Sitka Gear to feature GORE OPTIFADE Concealment Products
W. L. Gore & Associates announced that it has developed GORE OPTIFADE Concealment Products – the first visual concealment technology based on how deer and other hoofed animals see, both spatially and colorimetrically. W. L. Gore is partnering exclusively with Sitka Gear, a Napa, California-based manufacturer of high-performance clothing for hunters, to bring the new technology to market next year.
The first Sitka gear featuring GORE OPTIFADE Concealment Products will be available at retail in fall 2009 and is maximized for hunting deer and other hoofed animals in the Mountain West.
“W. L. Gore has a long history of creating scientifically-sound innovations that improve outcomes for our customers. GORE OPTIFADE Concealment Products is designed to give hunters the best advantage over their prey to-date,” commented David Dillon, Hunting Category Leader at W. L. Gore & Associates. “We believe this technology is the future of visual concealment for hunters and intend to continue to develop products based on its scientific principles.”
Until now, visual concealment has been designed from the perspective of the human eye.
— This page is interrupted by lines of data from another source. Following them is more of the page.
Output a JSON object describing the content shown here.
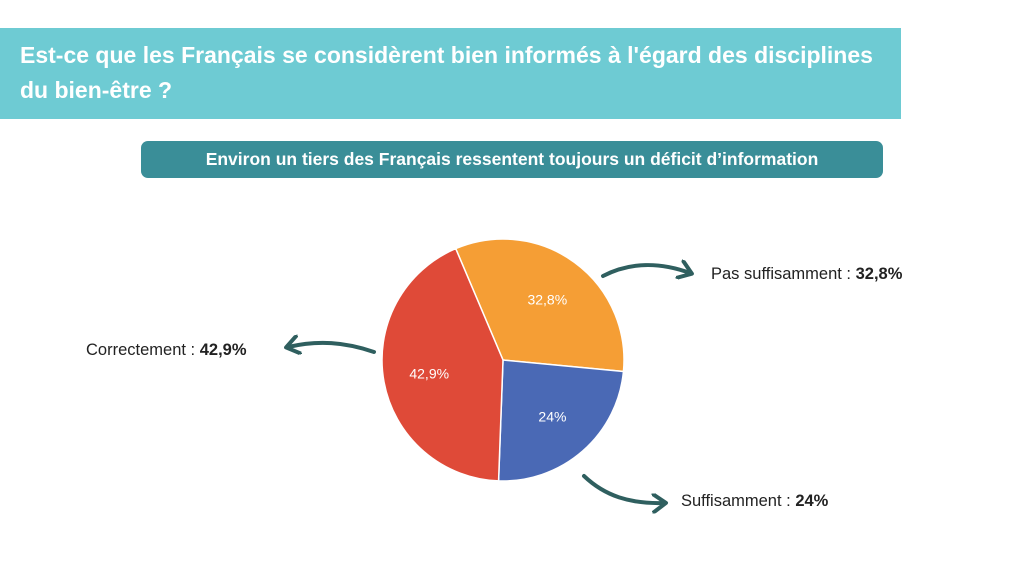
{
  "header": {
    "title": "Est-ce que les Français se considèrent bien informés à l'égard des disciplines du bien-être ?",
    "subtitle": "Environ un tiers des Français ressentent toujours un déficit d’information"
  },
  "callouts": {
    "pas_label": "Pas suffisamment : ",
    "pas_value": "32,8%",
    "corr_label": "Correctement : ",
    "corr_value": "42,9%",
    "suff_label": "Suffisamment : ",
    "suff_value": "24%"
  },
  "colors": {
    "title_banner": "#6ecbd3",
    "subtitle_pill": "#3a8e98",
    "arrow": "#2f5f5f"
  },
  "chart_data": {
    "type": "pie",
    "title": "",
    "slices": [
      {
        "label": "Pas suffisamment",
        "value": 32.8,
        "display": "32,8%",
        "color": "#f59e35"
      },
      {
        "label": "Suffisamment",
        "value": 24,
        "display": "24%",
        "color": "#4a69b5"
      },
      {
        "label": "Correctement",
        "value": 42.9,
        "display": "42,9%",
        "color": "#df4a38"
      }
    ]
  }
}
To create GORE OPTIFADE Concealment Products, the team at W. L .Gore worked with a panel of scientific advisors and employed the latest research in animal vision science, camouflage science and computer technology to create a proprietary new concealment pattern. In contrast to mimicry camouflage, which attempts to make the hunter closely resemble his environment, Gore's technology aims to prevent the animal from recognizing a hunter as a predator, even if the hunter is detected.
GORE OPTIFADE Concealment Products incorporates a micro and a macro pattern. The unique micro-pattern considers the way a deer or other ungulate perceives color, the ratio of positive to negative space and other visual elements to create an effect that allows the hunter to blend with the animal's perception of the environment. The macro-pattern breaks up the symmetry of the human body so that if a hunter is detected, the animal will not be able to identify the hunter as a predator.
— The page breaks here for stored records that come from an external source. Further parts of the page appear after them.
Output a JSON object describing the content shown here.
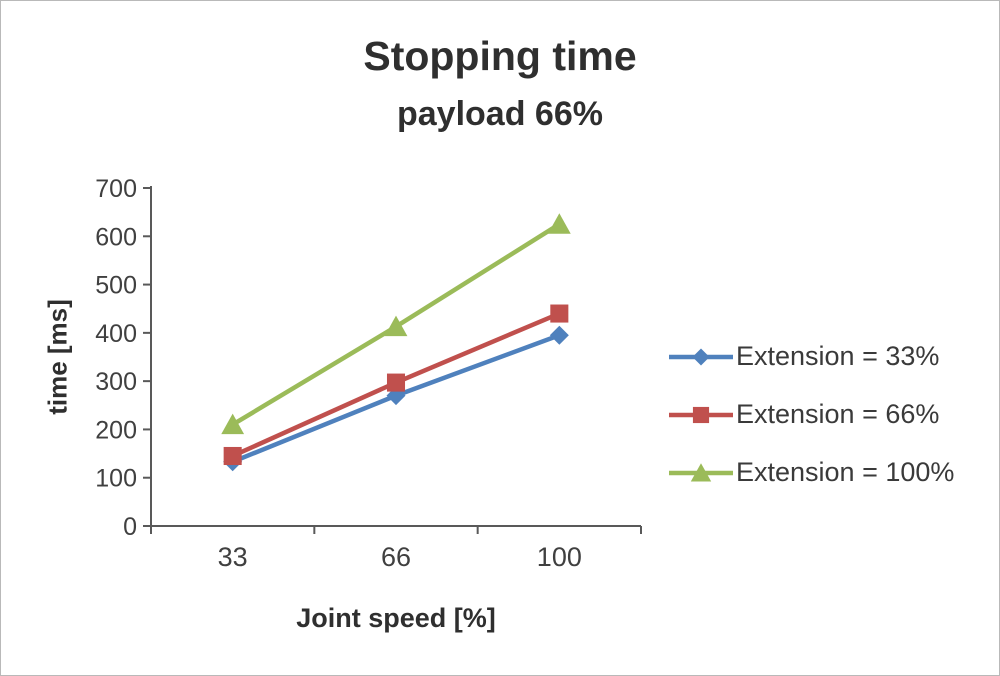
{
  "chart_data": {
    "type": "line",
    "title": "Stopping time",
    "subtitle": "payload 66%",
    "xlabel": "Joint speed [%]",
    "ylabel": "time [ms]",
    "categories": [
      "33",
      "66",
      "100"
    ],
    "ylim": [
      0,
      700
    ],
    "ytick_step": 100,
    "grid": false,
    "legend_position": "right",
    "series": [
      {
        "name": "Extension = 33%",
        "marker": "diamond",
        "color": "#4F81BD",
        "values": [
          133,
          270,
          395
        ]
      },
      {
        "name": "Extension = 66%",
        "marker": "square",
        "color": "#C0504D",
        "values": [
          145,
          297,
          440
        ]
      },
      {
        "name": "Extension = 100%",
        "marker": "triangle",
        "color": "#9BBB59",
        "values": [
          210,
          413,
          625
        ]
      }
    ]
  },
  "colors": {
    "axis": "#595959",
    "tick_text": "#404040",
    "title_text": "#2f2f2f",
    "border": "#b9b9b9",
    "background": "#ffffff"
  }
}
Experts point out that predators in the animal kingdom operate on the same macro and micro pattern principles.
“Stalking predators, like tigers, have a macro-pattern of stripes that break up their body symmetry as they move through their environment. Ambush predators, like spotted leopards, utilize micro patterns that enable them to blend with their environment while poised to attack,” says Retired Army Lieutenant Colonel Tim O'Neill, PhD, one of W. L. Gore's advisors on the project.
“Human hunters both stalk and ambush, so we've used scientific research and technology to combine the best practices of the animal kingdom. GORE OPTIFADE Concealment Products is a whole new category of concealment. Interestingly, in the wild, mimicry patterns like those on more traditional hunting camouflage are most often employed by prey – not by predators.”